The Mortifying Ordeal of Being Known
Tim Kreider on the disorientation that results from accidentally discovering what people think of you:
Hearing other people’s uncensored opinions of you is an unpleasant reminder that you’re just another person in the world, and everyone else does not always view you in the forgiving light that you hope they do, making all allowances, always on your side. There’s something existentially alarming about finding out how little room we occupy, and how little allegiance we command, in other people’s heads.
Or, if you’re like me, you struggle with a contradiction: yes, wanting to be thought of, but terrified of the tenor of those thoughts. Are those folks laughing over there because they’re making fun of me? Is such and such a person angry because of something I did?
We all make fun of one another behind one another’s backs, even the people we love. Of course we do — they’re ridiculous. Anyone worth knowing is inevitably also going to be exasperating . . .

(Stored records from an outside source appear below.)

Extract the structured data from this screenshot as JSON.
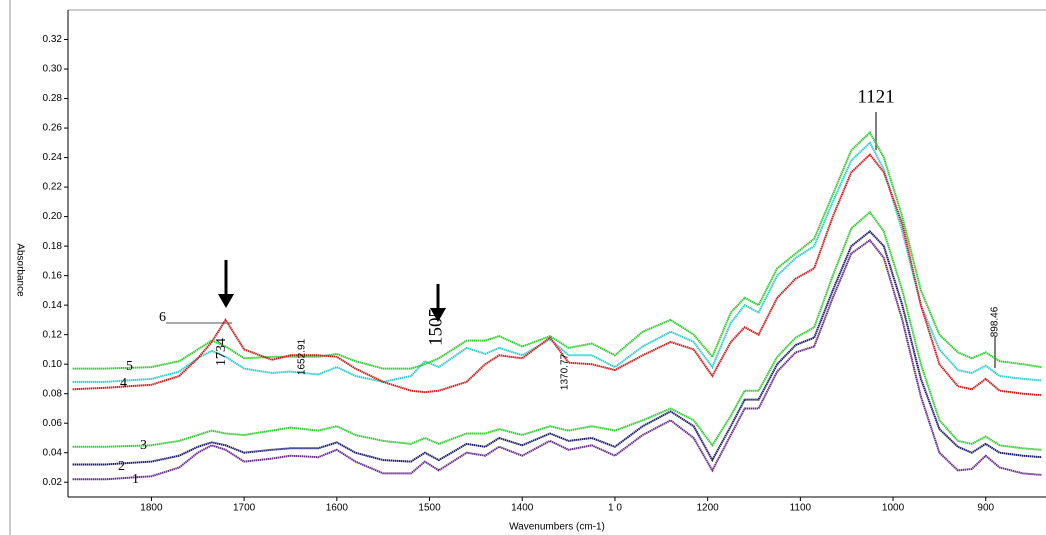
{
  "chart_data": {
    "type": "line",
    "y_label": "Absorbance",
    "x_label": "Wavenumbers (cm-1)",
    "x": [
      1885,
      1850,
      1800,
      1770,
      1750,
      1735,
      1720,
      1700,
      1670,
      1650,
      1620,
      1600,
      1580,
      1550,
      1520,
      1505,
      1490,
      1460,
      1440,
      1425,
      1400,
      1370,
      1350,
      1325,
      1300,
      1270,
      1240,
      1215,
      1195,
      1175,
      1160,
      1145,
      1125,
      1105,
      1085,
      1065,
      1045,
      1025,
      1010,
      990,
      970,
      950,
      930,
      915,
      900,
      885,
      860,
      840
    ],
    "series": [
      {
        "name": "1",
        "color": "#6b2c8c",
        "values": [
          0.022,
          0.022,
          0.024,
          0.03,
          0.04,
          0.045,
          0.042,
          0.034,
          0.036,
          0.038,
          0.037,
          0.042,
          0.034,
          0.026,
          0.026,
          0.034,
          0.028,
          0.04,
          0.038,
          0.044,
          0.038,
          0.048,
          0.042,
          0.045,
          0.038,
          0.052,
          0.062,
          0.05,
          0.028,
          0.052,
          0.07,
          0.07,
          0.095,
          0.108,
          0.112,
          0.145,
          0.175,
          0.184,
          0.172,
          0.13,
          0.078,
          0.04,
          0.028,
          0.029,
          0.038,
          0.03,
          0.026,
          0.025
        ]
      },
      {
        "name": "2",
        "color": "#1c1c6e",
        "values": [
          0.032,
          0.032,
          0.034,
          0.038,
          0.044,
          0.047,
          0.045,
          0.04,
          0.042,
          0.043,
          0.043,
          0.047,
          0.04,
          0.035,
          0.034,
          0.04,
          0.035,
          0.046,
          0.044,
          0.05,
          0.045,
          0.053,
          0.048,
          0.05,
          0.044,
          0.058,
          0.068,
          0.058,
          0.035,
          0.058,
          0.076,
          0.076,
          0.1,
          0.113,
          0.118,
          0.15,
          0.18,
          0.19,
          0.18,
          0.14,
          0.09,
          0.056,
          0.044,
          0.04,
          0.046,
          0.04,
          0.038,
          0.037
        ]
      },
      {
        "name": "3",
        "color": "#33cc33",
        "values": [
          0.044,
          0.044,
          0.045,
          0.048,
          0.052,
          0.055,
          0.053,
          0.052,
          0.055,
          0.057,
          0.055,
          0.058,
          0.052,
          0.048,
          0.046,
          0.05,
          0.046,
          0.053,
          0.053,
          0.056,
          0.052,
          0.058,
          0.055,
          0.058,
          0.055,
          0.062,
          0.07,
          0.062,
          0.045,
          0.065,
          0.082,
          0.082,
          0.105,
          0.118,
          0.125,
          0.16,
          0.192,
          0.203,
          0.19,
          0.15,
          0.1,
          0.062,
          0.048,
          0.046,
          0.051,
          0.045,
          0.043,
          0.042
        ]
      },
      {
        "name": "4",
        "color": "#33cccc",
        "values": [
          0.088,
          0.088,
          0.09,
          0.095,
          0.104,
          0.109,
          0.105,
          0.097,
          0.094,
          0.095,
          0.093,
          0.098,
          0.092,
          0.088,
          0.092,
          0.102,
          0.098,
          0.111,
          0.107,
          0.111,
          0.106,
          0.117,
          0.106,
          0.106,
          0.098,
          0.112,
          0.122,
          0.115,
          0.098,
          0.128,
          0.14,
          0.135,
          0.16,
          0.172,
          0.18,
          0.21,
          0.238,
          0.25,
          0.232,
          0.19,
          0.14,
          0.11,
          0.096,
          0.094,
          0.099,
          0.092,
          0.09,
          0.089
        ]
      },
      {
        "name": "5",
        "color": "#33cc33",
        "values": [
          0.097,
          0.097,
          0.098,
          0.102,
          0.11,
          0.116,
          0.112,
          0.104,
          0.105,
          0.105,
          0.105,
          0.107,
          0.102,
          0.097,
          0.097,
          0.1,
          0.104,
          0.116,
          0.116,
          0.119,
          0.112,
          0.119,
          0.111,
          0.114,
          0.106,
          0.122,
          0.13,
          0.12,
          0.105,
          0.135,
          0.145,
          0.14,
          0.165,
          0.175,
          0.185,
          0.215,
          0.245,
          0.257,
          0.24,
          0.2,
          0.15,
          0.12,
          0.108,
          0.104,
          0.108,
          0.102,
          0.1,
          0.098
        ]
      },
      {
        "name": "6",
        "color": "#cc2222",
        "values": [
          0.083,
          0.084,
          0.086,
          0.092,
          0.104,
          0.115,
          0.13,
          0.11,
          0.103,
          0.106,
          0.106,
          0.105,
          0.097,
          0.088,
          0.082,
          0.081,
          0.082,
          0.088,
          0.1,
          0.106,
          0.104,
          0.118,
          0.101,
          0.1,
          0.096,
          0.106,
          0.115,
          0.11,
          0.092,
          0.115,
          0.125,
          0.12,
          0.145,
          0.158,
          0.165,
          0.2,
          0.23,
          0.242,
          0.23,
          0.195,
          0.14,
          0.1,
          0.085,
          0.083,
          0.09,
          0.082,
          0.08,
          0.079
        ]
      }
    ],
    "xlim": [
      1890,
      835
    ],
    "xticks": [
      1800,
      1700,
      1600,
      1500,
      1400,
      {
        "value": 1300,
        "label": "1 0"
      },
      1200,
      1100,
      1000,
      900
    ],
    "ylim": [
      0.01,
      0.34
    ],
    "yticks": [
      0.02,
      0.04,
      0.06,
      0.08,
      {
        "value": 0.1,
        "label": "0.10"
      },
      0.12,
      0.14,
      0.16,
      0.18,
      {
        "value": 0.2,
        "label": "0.20"
      },
      0.22,
      0.24,
      0.26,
      0.28,
      {
        "value": 0.3,
        "label": "0.30"
      },
      0.32
    ],
    "annotations": [
      "1734",
      "1505",
      "1121",
      "1652.91",
      "1370.77",
      "898.46"
    ]
  }
}
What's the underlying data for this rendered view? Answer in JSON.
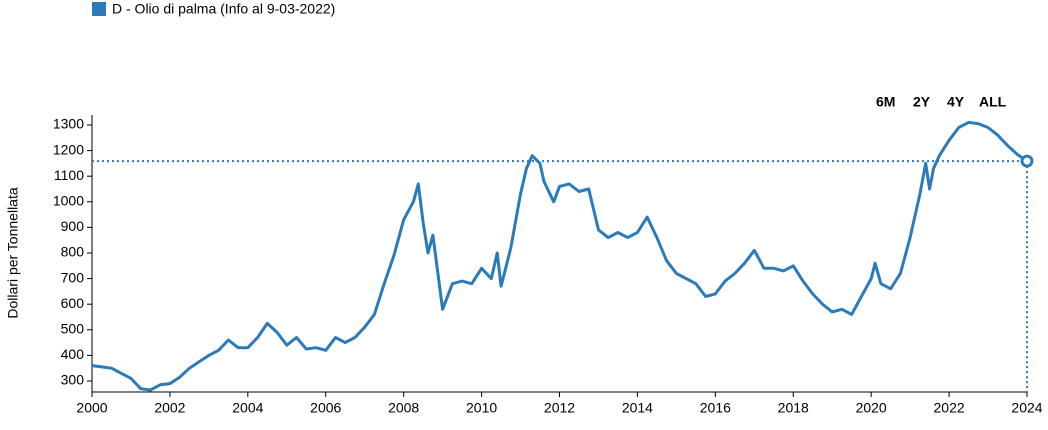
{
  "chart_data": {
    "type": "line",
    "legend": "D - Olio di palma (Info al 9-03-2022)",
    "ylabel": "Dollari per Tonnellata",
    "buttons": [
      "6M",
      "2Y",
      "4Y",
      "ALL"
    ],
    "series": [
      {
        "name": "D - Olio di palma (Info al 9-03-2022)",
        "color": "#2b7bba",
        "x": [
          2000,
          2000.25,
          2000.5,
          2000.75,
          2001,
          2001.25,
          2001.5,
          2001.75,
          2002,
          2002.25,
          2002.5,
          2002.75,
          2003,
          2003.25,
          2003.5,
          2003.75,
          2004,
          2004.25,
          2004.5,
          2004.75,
          2005,
          2005.25,
          2005.5,
          2005.75,
          2006,
          2006.25,
          2006.5,
          2006.75,
          2007,
          2007.25,
          2007.5,
          2007.75,
          2008,
          2008.25,
          2008.375,
          2008.5,
          2008.625,
          2008.75,
          2009,
          2009.25,
          2009.5,
          2009.75,
          2010,
          2010.25,
          2010.4,
          2010.5,
          2010.75,
          2011,
          2011.15,
          2011.3,
          2011.5,
          2011.6,
          2011.85,
          2012,
          2012.25,
          2012.5,
          2012.75,
          2013,
          2013.25,
          2013.5,
          2013.75,
          2014,
          2014.25,
          2014.5,
          2014.75,
          2015,
          2015.25,
          2015.5,
          2015.75,
          2016,
          2016.25,
          2016.5,
          2016.75,
          2017,
          2017.25,
          2017.5,
          2017.75,
          2018,
          2018.25,
          2018.5,
          2018.75,
          2019,
          2019.25,
          2019.5,
          2019.75,
          2020,
          2020.1,
          2020.25,
          2020.5,
          2020.75,
          2021,
          2021.25,
          2021.4,
          2021.5,
          2021.6,
          2021.75,
          2022,
          2022.25,
          2022.5,
          2022.75,
          2023,
          2023.25,
          2023.5,
          2023.75,
          2024
        ],
        "values": [
          360,
          355,
          350,
          330,
          310,
          270,
          265,
          285,
          290,
          315,
          350,
          375,
          400,
          420,
          460,
          430,
          430,
          470,
          525,
          490,
          440,
          470,
          425,
          430,
          420,
          470,
          450,
          470,
          510,
          560,
          680,
          790,
          930,
          1000,
          1070,
          920,
          800,
          870,
          580,
          680,
          690,
          680,
          740,
          700,
          800,
          670,
          820,
          1030,
          1130,
          1180,
          1150,
          1080,
          1000,
          1060,
          1070,
          1040,
          1050,
          890,
          860,
          880,
          860,
          880,
          940,
          860,
          770,
          720,
          700,
          680,
          630,
          640,
          690,
          720,
          760,
          810,
          740,
          740,
          730,
          750,
          690,
          640,
          600,
          570,
          580,
          560,
          630,
          700,
          760,
          680,
          660,
          720,
          860,
          1030,
          1150,
          1050,
          1130,
          1180,
          1240,
          1290,
          1310,
          1305,
          1290,
          1260,
          1220,
          1185,
          1159
        ]
      }
    ],
    "xlim": [
      2000,
      2024
    ],
    "xticks": [
      2000,
      2002,
      2004,
      2006,
      2008,
      2010,
      2012,
      2014,
      2016,
      2018,
      2020,
      2022,
      2024
    ],
    "ylim": [
      257,
      1339
    ],
    "yticks": [
      300,
      400,
      500,
      600,
      700,
      800,
      900,
      1000,
      1100,
      1200,
      1300
    ]
  }
}
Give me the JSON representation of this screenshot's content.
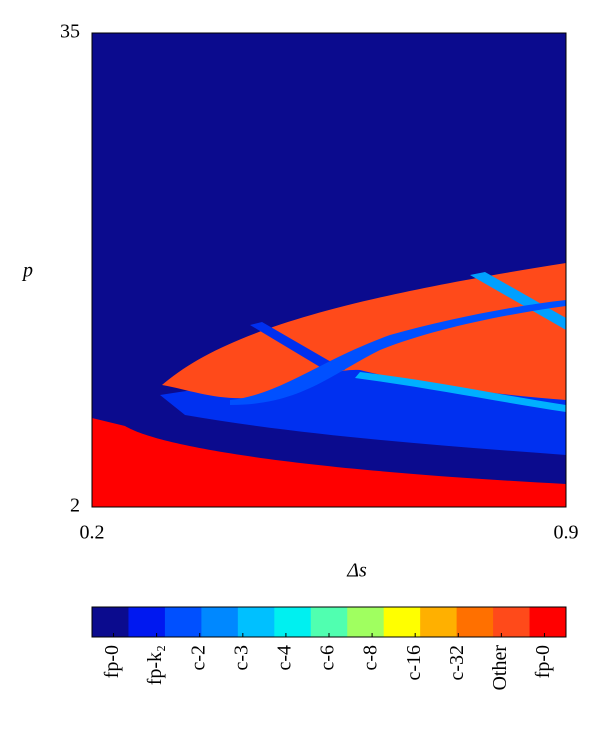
{
  "chart_data": {
    "type": "region-map",
    "x_label": "Δs",
    "y_label": "p",
    "xlim": [
      0.2,
      0.9
    ],
    "ylim": [
      2,
      35
    ],
    "xticks": [
      0.2,
      0.9
    ],
    "yticks": [
      2,
      35
    ],
    "colorbar": {
      "labels": [
        "fp-0",
        "fp-k₂",
        "c-2",
        "c-3",
        "c-4",
        "c-6",
        "c-8",
        "c-16",
        "c-32",
        "Other",
        "fp-0"
      ],
      "colors": [
        "#0b0b8e",
        "#0018f0",
        "#0050ff",
        "#0088ff",
        "#00c0ff",
        "#00f0f0",
        "#50ffb0",
        "#a0ff60",
        "#ffff00",
        "#ffb000",
        "#ff7000",
        "#ff4a1a",
        "#ff0000"
      ]
    }
  }
}
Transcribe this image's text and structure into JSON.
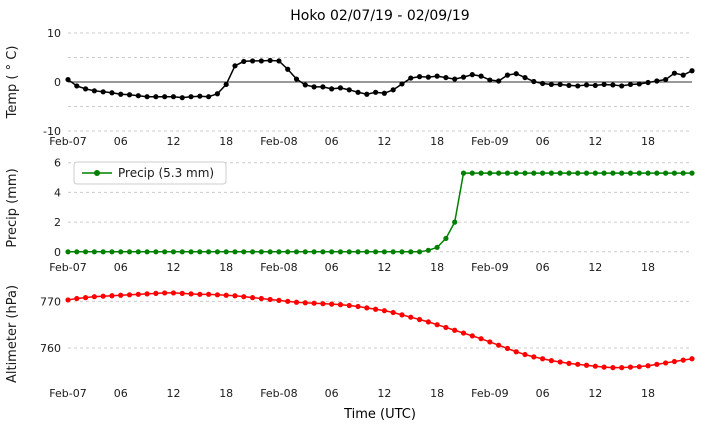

If this is true, then I am certainly worth knowing, if only for the exasperation I cause my wife.
[I]f we want the rewards of being loved we have to submit to the mortifying ordeal of being known.
Sometimes I take a chance and bank on this: If I reveal just enough my own weirdness, it will be sympathetic. Look at Paul and his quirks, he can’t help it! But that’s not the way to the rewards of being loved, that’s being humored out of politeness or pity.
Being truly open, true to oneself and accepting of oneself, is an ordeal, at the very least.